ENVIRONMENT AND CLIMATE CHANGE
ENVIRONMENT AND CLIMATE CHANGE
With the mean temperature rising 0.5°C per year since the 1990’s, Athens is experiencing hotter and longer summers, with more frequent and intense heatwaves, which disproportionately affect vulnerable populations. As part of the Heatwave Action Plan, Athens is implementing heatwave warnings and constructing green areas with cooling spots, increasing resilience to heat and ensuring the well-being of the most at-risk residents.
• Inadequate institutional capacity: There aren’t enough people who know how to design, procure, and implement NbS and infrastructures that include natural elements instead of grey (cement and concrete).
• Lack of prioritization of climate risks
• Data gap on evaluation and impacts
• Reclaiming public space from cars and their infrastructure: Athenian urban density leaves no space for what is needed to protect the city from the new Climate Era and rising heat: a radical introduction of nature and surface water elements in the city
• Working in silos: Cross departmental and cross disciplinary collaboration is still a challenge.
• Building heat resilience: addressing the increasing frequency, intensity, and duration of heatwaves due to climate change, with a focus on protecting health and socio-economic stability.
• Overcoming siloed approaches: by creating coordinated strategies for heat resilience across city departments
Project type Urban Heat resilience project
Partners UN-Habitat, City of Athens government
Beneficiaries Athens municipality
Dates 2017 (Approval date)
Website Athens – Heatwave Action Plan Protects Vulnerable Residents
In 2016, along with 100 cities around the world, Athens started planning for a resilient future following the methodology of the 100 Resilient Cities initiative.
The plan aims to protect the city’s most at-risk residents, including the elderly, those with cardiovascular or respiratory conditions, infants, people with obesity problems, and energy poverty-stricken households from the adverse health threats of heatwaves. Through the coordination of municipal social services, the city is instituting projects such as increasing green areas, expanding the use of cool materials, increasing shade options, and promoting “cooling routes” in parts of the city where the urban heat island effect is more intense, ensuring that vulnerable residents are protected.

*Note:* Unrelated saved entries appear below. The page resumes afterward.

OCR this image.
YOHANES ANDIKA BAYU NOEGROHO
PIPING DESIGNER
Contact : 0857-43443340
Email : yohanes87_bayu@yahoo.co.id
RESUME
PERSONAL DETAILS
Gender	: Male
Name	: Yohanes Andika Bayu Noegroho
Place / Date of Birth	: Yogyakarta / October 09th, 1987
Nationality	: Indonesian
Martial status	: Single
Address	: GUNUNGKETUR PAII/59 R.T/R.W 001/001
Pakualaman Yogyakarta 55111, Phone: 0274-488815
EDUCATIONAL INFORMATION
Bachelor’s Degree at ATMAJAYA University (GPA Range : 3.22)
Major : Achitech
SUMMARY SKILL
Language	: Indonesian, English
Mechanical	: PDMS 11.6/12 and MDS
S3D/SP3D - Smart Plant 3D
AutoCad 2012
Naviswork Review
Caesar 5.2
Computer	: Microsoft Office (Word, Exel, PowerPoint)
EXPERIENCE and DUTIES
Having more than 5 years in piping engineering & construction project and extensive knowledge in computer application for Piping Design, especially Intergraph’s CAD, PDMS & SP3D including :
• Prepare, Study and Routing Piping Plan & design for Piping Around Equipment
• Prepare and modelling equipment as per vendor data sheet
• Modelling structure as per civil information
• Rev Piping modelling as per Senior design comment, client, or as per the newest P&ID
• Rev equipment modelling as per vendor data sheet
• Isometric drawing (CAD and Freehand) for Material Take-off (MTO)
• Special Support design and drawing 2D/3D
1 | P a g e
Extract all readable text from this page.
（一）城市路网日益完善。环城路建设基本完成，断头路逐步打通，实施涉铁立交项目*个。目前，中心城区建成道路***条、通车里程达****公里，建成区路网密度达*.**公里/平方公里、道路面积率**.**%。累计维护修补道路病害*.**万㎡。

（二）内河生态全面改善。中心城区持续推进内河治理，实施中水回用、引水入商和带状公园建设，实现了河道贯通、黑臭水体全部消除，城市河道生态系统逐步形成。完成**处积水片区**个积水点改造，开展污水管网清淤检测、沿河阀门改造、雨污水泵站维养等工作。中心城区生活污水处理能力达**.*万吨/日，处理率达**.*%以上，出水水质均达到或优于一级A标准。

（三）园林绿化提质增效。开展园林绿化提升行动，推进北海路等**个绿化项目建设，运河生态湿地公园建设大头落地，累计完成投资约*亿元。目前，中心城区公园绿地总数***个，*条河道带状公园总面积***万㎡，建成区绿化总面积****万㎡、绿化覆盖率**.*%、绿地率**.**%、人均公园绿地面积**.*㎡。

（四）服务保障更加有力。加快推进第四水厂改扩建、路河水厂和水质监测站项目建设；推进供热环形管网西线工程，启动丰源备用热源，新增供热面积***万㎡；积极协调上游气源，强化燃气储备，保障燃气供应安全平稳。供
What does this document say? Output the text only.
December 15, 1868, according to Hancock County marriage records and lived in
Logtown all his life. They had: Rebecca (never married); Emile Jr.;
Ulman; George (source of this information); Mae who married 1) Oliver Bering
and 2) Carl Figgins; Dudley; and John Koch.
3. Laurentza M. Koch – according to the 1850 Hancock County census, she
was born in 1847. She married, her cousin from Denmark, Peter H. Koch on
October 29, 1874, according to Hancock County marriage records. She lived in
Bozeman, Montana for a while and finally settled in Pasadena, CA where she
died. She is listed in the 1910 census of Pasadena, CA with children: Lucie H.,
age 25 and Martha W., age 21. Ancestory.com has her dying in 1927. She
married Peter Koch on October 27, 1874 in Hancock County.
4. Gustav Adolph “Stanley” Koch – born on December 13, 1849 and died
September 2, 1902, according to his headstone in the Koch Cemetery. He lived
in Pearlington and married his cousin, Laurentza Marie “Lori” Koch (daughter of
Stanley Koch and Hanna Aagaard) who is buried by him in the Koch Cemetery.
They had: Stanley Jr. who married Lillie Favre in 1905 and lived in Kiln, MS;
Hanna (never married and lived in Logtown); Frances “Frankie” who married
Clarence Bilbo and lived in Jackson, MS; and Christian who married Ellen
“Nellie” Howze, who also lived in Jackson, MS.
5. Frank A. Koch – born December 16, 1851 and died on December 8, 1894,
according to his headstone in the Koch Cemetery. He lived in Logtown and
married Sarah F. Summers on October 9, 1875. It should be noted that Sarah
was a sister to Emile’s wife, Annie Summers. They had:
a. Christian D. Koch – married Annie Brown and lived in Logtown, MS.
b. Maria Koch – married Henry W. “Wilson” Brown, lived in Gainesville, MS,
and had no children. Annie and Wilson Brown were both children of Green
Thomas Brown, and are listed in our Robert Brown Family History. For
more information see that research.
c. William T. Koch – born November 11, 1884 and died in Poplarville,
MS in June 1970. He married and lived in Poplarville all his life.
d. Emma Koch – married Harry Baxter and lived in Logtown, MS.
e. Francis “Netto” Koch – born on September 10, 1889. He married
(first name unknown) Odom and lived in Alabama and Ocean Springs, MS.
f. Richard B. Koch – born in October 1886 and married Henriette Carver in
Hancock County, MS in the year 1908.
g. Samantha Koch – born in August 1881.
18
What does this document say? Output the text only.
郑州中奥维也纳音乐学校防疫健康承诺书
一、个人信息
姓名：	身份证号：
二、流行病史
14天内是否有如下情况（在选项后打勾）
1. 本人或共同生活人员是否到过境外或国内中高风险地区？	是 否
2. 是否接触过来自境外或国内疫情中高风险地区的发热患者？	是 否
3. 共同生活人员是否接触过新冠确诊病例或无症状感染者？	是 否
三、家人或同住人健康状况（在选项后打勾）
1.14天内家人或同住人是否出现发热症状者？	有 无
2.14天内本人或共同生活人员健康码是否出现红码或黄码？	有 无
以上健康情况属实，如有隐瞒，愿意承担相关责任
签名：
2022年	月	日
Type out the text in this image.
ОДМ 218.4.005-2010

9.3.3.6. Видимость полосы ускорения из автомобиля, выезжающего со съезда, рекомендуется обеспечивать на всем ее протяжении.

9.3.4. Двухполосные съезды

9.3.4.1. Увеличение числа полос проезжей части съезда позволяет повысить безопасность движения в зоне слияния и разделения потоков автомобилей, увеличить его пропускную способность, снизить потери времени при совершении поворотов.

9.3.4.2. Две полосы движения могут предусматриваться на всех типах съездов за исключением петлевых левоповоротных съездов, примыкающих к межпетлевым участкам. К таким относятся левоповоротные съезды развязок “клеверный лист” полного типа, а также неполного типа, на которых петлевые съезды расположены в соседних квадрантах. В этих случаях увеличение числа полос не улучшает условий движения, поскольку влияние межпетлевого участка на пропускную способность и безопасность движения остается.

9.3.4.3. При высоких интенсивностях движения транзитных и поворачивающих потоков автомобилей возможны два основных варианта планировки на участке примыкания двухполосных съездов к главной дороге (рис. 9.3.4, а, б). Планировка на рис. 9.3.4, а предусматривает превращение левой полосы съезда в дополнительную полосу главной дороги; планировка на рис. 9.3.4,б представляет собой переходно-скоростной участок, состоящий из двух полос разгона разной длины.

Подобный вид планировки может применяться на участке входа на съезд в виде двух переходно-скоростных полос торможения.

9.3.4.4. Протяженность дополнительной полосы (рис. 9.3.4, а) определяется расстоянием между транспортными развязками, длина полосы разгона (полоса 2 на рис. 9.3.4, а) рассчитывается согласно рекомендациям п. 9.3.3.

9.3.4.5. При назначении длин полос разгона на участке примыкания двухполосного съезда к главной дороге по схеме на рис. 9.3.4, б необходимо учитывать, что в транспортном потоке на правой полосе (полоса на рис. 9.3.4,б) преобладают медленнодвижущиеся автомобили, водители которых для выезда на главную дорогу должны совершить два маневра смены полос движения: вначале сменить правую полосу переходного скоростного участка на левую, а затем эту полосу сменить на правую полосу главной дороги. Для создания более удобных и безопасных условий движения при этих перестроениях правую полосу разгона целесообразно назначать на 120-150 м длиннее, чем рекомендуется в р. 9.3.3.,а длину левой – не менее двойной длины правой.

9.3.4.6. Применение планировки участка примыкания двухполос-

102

Under a strategic partnership between the city and the National Observatory of Athens, a digital heatwave warning mechanism is now available to residents via either personal computers or smartphones. The mechanism provides valuable information such as the current temperature in the user’s location, whether they are at risk depending on their age and medical condition, as well as how to reach a cooling spot in case they are indeed at risk.
• Environmental benefits: By cooling the city, smog and ozone concentrations above threshold limits are predicted to reduce during summer months. Furthermore, 10,000 trees were planted by 2020 under the plan, reducing the immediate surrounding temperature up to 10%.
• Social benefits: Athens hopes to reverse “urban flight” with the deployment of greening and cooling infrastructure, attracting locals, tourists, and immigrants back to the city center.
• Economic benefits: By applying measures for cooling included in the Heatwave Action Plan, Athens can reduce its energy demand in summer months by 15%.
• Health benefits: With successful awareness campaigns and proper preventive measures included in the Heatwave Action Plan, Athens aims to reduce the number of heat-related health incidents.